Às 8h20 da manhã do dia 22 de abril (segunda-feira), o campo de “Destaques” trazia mais uma notícia da editoria de Entretenimento com foco em celebridades. Seu título é “Cantor Zezé de Camargo fala sobre ter desafinado ao vivo na televisão”. Esse é um dos casos no qual a chamada mais condiz com o texto da matéria, visto que ela discorre sobre como o cantor reagiu às críticas por ter desafinado em uma apresentação ao vivo. Nesse caso, o cantor já é discriminado na chamada, atraindo especificamente os leitores que querem saber mais sobre a vida dele ou sobre aquela situação específica, e não leitores curiosos para saber qual foi o cantor que desafinou ao vivo.

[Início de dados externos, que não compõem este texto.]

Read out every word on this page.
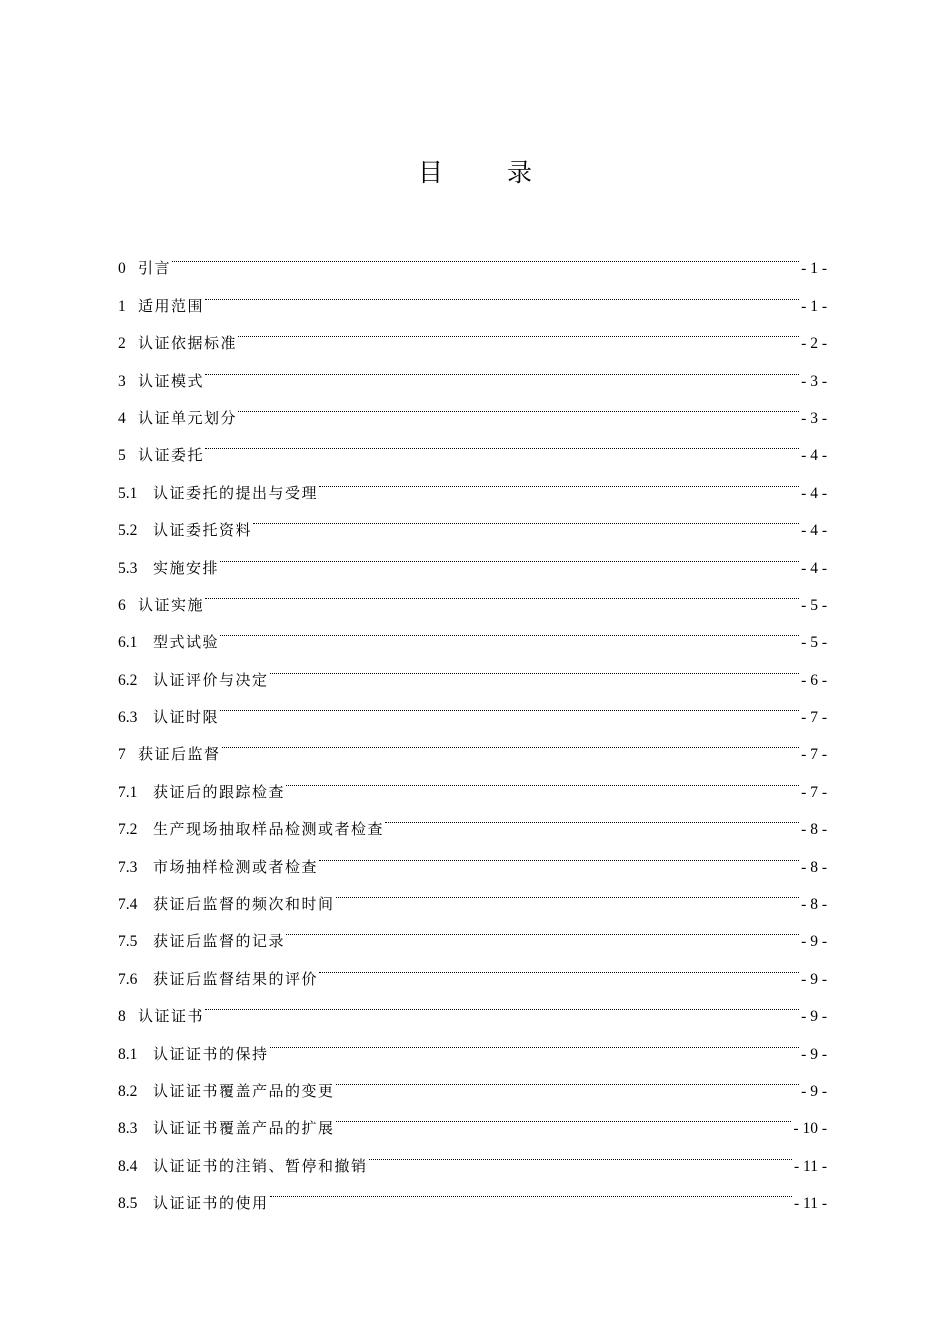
目 录
0 引言	- 1 -
1 适用范围	- 1 -
2 认证依据标准	- 2 -
3 认证模式	- 3 -
4 认证单元划分	- 3 -
5 认证委托	- 4 -
5.1	认证委托的提出与受理	- 4 -
5.2	认证委托资料	- 4 -
5.3	实施安排	- 4 -
6 认证实施	- 5 -
6.1	型式试验	- 5 -
6.2	认证评价与决定	- 6 -
6.3	认证时限	- 7 -
7 获证后监督	- 7 -
7.1	获证后的跟踪检查	- 7 -
7.2	生产现场抽取样品检测或者检查	- 8 -
7.3	市场抽样检测或者检查	- 8 -
7.4	获证后监督的频次和时间	- 8 -
7.5	获证后监督的记录	- 9 -
7.6	获证后监督结果的评价	- 9 -
8 认证证书	- 9 -
8.1	认证证书的保持	- 9 -
8.2	认证证书覆盖产品的变更	- 9 -
8.3	认证证书覆盖产品的扩展	- 10 -
8.4	认证证书的注销、暂停和撤销	- 11 -
8.5	认证证书的使用	- 11 -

Apesar de observarmos com frequência em diversos veículos o uso de sensacionalismo em chamadas envolvendo celebridades, nessa seção do R7, as matérias que se propunham a explorar um fato pontual e específico foram aquelas que apresentaram títulos mais claros e fieis ao conteúdo presente no texto.

Por Laís Ferreira e Amanda Almeida

Um comentário:

  1. Muito interessante essa análise da "dramatização" da matéria do garoto Luka. Eu vi essa matéria primeiro no site "Hypeness" e é até engraçado observar que lá eles colocaram já no título da matéria de que se tratava de um ensaio fotográfico, completamente diferente do R7.

    Em relação a essas mais lidas, já me deparei com várias outras que não parecem ter muita conexão entre o título e o conteúdo. A maioria das vezes são notícias relacionadas ao esporte. É decepcionante!